Opéras Don Giovanni à Avignon
Opéras

Don Giovanni à Avignon

31/10/2025
Armando Noguera, Mischa Schelomianski et Gabrielle Philiponet. © Cédric Delestrade

Opéra, 14 octobre

Créée à Rouen en 2016 (voir O. M. n° 116 p. 66), cette production aurait dû être reprise à Avignon en avril 2021, mais la pandémie avait contraint à remplacer les représentations par le tournage d’un film. Quatre ans plus tard, en ouverture de saison, ce spectacle rencontre enfin le public avignonnais pour trois représentations triomphales, complétées par une diffusion de la générale sur grand écran place Saint-Didier. Nous ne reviendrons pas sur la mise en scène de Frédéric Roels, portrait d’un serial lover compulsif pathétique, qui trouve en Leporello son seul vrai fan. On est plus partagé sur une vision des femmes manquant d’ambivalence, entre une Anna poursuivant Don Giovanni non pour l’avoir agressée, mais abandonnée avant la conclusion, une Elvira hystérique et une Zerlina bien décidée de jouer de ses charmes pour grimper dans la société. Mais ce spectacle d’une belle théâtralité fonctionne grâce à la complicité maître-valet et à la direction fiévreuse mais sans agitation de Debora Waldman, cheffe attitrée de l’Orchestre National Avignon-Provence.

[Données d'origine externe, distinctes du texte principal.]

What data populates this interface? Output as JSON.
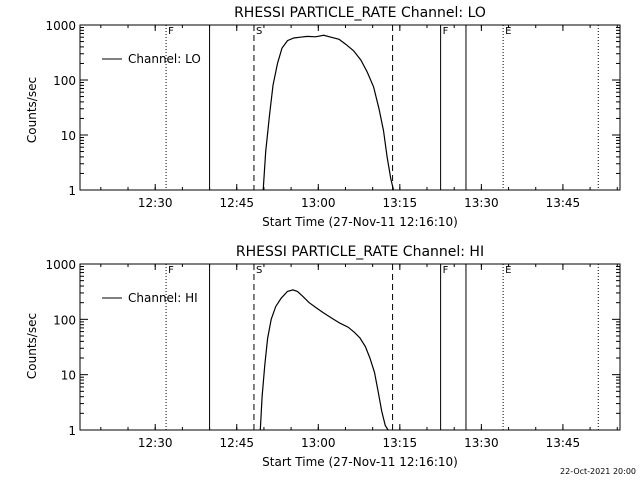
{
  "footer": {
    "timestamp": "22-Oct-2021 20:00"
  },
  "chart_data": [
    {
      "type": "line",
      "title": "RHESSI PARTICLE_RATE Channel: LO",
      "xlabel": "Start Time (27-Nov-11 12:16:10)",
      "ylabel": "Counts/sec",
      "yscale": "log",
      "ylim": [
        1,
        1000
      ],
      "xlim": [
        "12:16:10",
        "13:55:30"
      ],
      "x_ticks": [
        "12:30",
        "12:45",
        "13:00",
        "13:15",
        "13:30",
        "13:45"
      ],
      "y_ticks": [
        "1",
        "10",
        "100",
        "1000"
      ],
      "legend": {
        "entries": [
          "Channel: LO"
        ],
        "position": "top-left"
      },
      "markers": {
        "solid": [
          "12:40:00",
          "13:22:30",
          "13:27:10"
        ],
        "dotted": [
          "12:32:00",
          "13:34:00",
          "13:51:30"
        ],
        "dashed": [
          "12:48:10",
          "13:13:40"
        ]
      },
      "flags": {
        "F": [
          "12:32:00",
          "13:22:30"
        ],
        "S": "12:48:10",
        "E": "13:34:00"
      },
      "series": [
        {
          "name": "Channel: LO",
          "x": [
            "12:49:52",
            "12:50:20",
            "12:51:00",
            "12:51:40",
            "12:52:30",
            "12:53:20",
            "12:54:20",
            "12:55:30",
            "12:56:40",
            "12:58:00",
            "12:59:30",
            "13:01:00",
            "13:02:20",
            "13:03:50",
            "13:05:00",
            "13:06:30",
            "13:07:50",
            "13:09:00",
            "13:10:10",
            "13:11:10",
            "13:12:00",
            "13:12:40",
            "13:13:20",
            "13:13:50"
          ],
          "values": [
            1,
            5,
            22,
            80,
            200,
            380,
            520,
            580,
            600,
            620,
            610,
            650,
            600,
            550,
            450,
            340,
            230,
            140,
            75,
            30,
            12,
            4,
            1.6,
            1
          ]
        }
      ]
    },
    {
      "type": "line",
      "title": "RHESSI PARTICLE_RATE Channel: HI",
      "xlabel": "Start Time (27-Nov-11 12:16:10)",
      "ylabel": "Counts/sec",
      "yscale": "log",
      "ylim": [
        1,
        1000
      ],
      "xlim": [
        "12:16:10",
        "13:55:30"
      ],
      "x_ticks": [
        "12:30",
        "12:45",
        "13:00",
        "13:15",
        "13:30",
        "13:45"
      ],
      "y_ticks": [
        "1",
        "10",
        "100",
        "1000"
      ],
      "legend": {
        "entries": [
          "Channel: HI"
        ],
        "position": "top-left"
      },
      "markers": {
        "solid": [
          "12:40:00",
          "13:22:30",
          "13:27:10"
        ],
        "dotted": [
          "12:32:00",
          "13:34:00",
          "13:51:30"
        ],
        "dashed": [
          "12:48:10",
          "13:13:40"
        ]
      },
      "flags": {
        "F": [
          "12:32:00",
          "13:22:30"
        ],
        "S": "12:48:10",
        "E": "13:34:00"
      },
      "series": [
        {
          "name": "Channel: HI",
          "x": [
            "12:49:20",
            "12:49:40",
            "12:50:10",
            "12:50:40",
            "12:51:20",
            "12:52:10",
            "12:53:10",
            "12:54:20",
            "12:55:20",
            "12:56:10",
            "12:57:10",
            "12:58:20",
            "12:59:40",
            "13:01:00",
            "13:02:30",
            "13:04:00",
            "13:05:30",
            "13:06:40",
            "13:07:40",
            "13:08:40",
            "13:09:30",
            "13:10:20",
            "13:11:00",
            "13:11:40",
            "13:12:20",
            "13:12:50"
          ],
          "values": [
            1,
            4,
            15,
            45,
            100,
            170,
            240,
            320,
            340,
            320,
            260,
            200,
            160,
            130,
            105,
            85,
            72,
            58,
            46,
            32,
            20,
            11,
            5,
            2.2,
            1.2,
            1
          ]
        }
      ]
    }
  ]
}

Sa vigilance n’évite toutefois pas divers décalages, manifestement dus à l’instabilité rythmique de certains chanteurs, lesquels, parfois, accusent en plus des problèmes de justesse. En particulier Tomislav Lavoie, dont l’instrument robuste et l’abattage n’excusent pas une tendance à plus parler que chanter Leporello, et souvent trop bas. Armando Noguera réussit son premier Don Giovanni, voix brillante et aisée, présence féline, jouant des castagnettes pendant l’air « du champagne », osant la reprise du « Deh, vieni alla finestra » sur un fil de voix enjôleur, et délivrant un la éclatant lors de sa damnation. Il faut dire que face à la voix d’airain de Mischa Schelomianski, Commandeur aveugle, entre mendiant et zombie, il faut assurer ! Gabrielle Philiponet est une Donna Anna volontaire, dont la voix sûre mais un peu dure dans l’aigu assume parfaitement les la dardés du « Or sai chi l’onore », comme le cantabile de « Non mi dir », mais peine dans une cabalette « Forse un giorno » désordonnée. 

Anaïk Morel est touchante et passionnée, mais, comme la plupart des mezzos abordant Elvira, limitée en nuances et couleurs : médium corsé mais aigu trop en force, « Mi tradi » l’éprouvant sensiblement. En Zerlina, Eduarda Melo séduit plus par son physique que par sa voix, irrégulière (joli aigu mais médium grossi) et pas toujours impeccable d’intonation. Face à elle, le Masetto d’Aimery Lefèvre, au solide baryton, semble filer doux. Bien effacé aussi est l’Ottavio de Lianghua Gong, malgré un beau timbre. On apprécie d’entendre la version de Vienne, plus équilibrée que la première, de Prague, avec un second acte tenant moins de l’enfilade d’airs, l’ariette de Leporello « Ah, pietà » suivant le sextuor étant remplacée par un récitatif, et « Il mio tesoro » par un duo bouffe Zerlina-Leporello. Et le rideau tombe sur la mort du libertin, sans retour des autres personnages pour le lieto fine.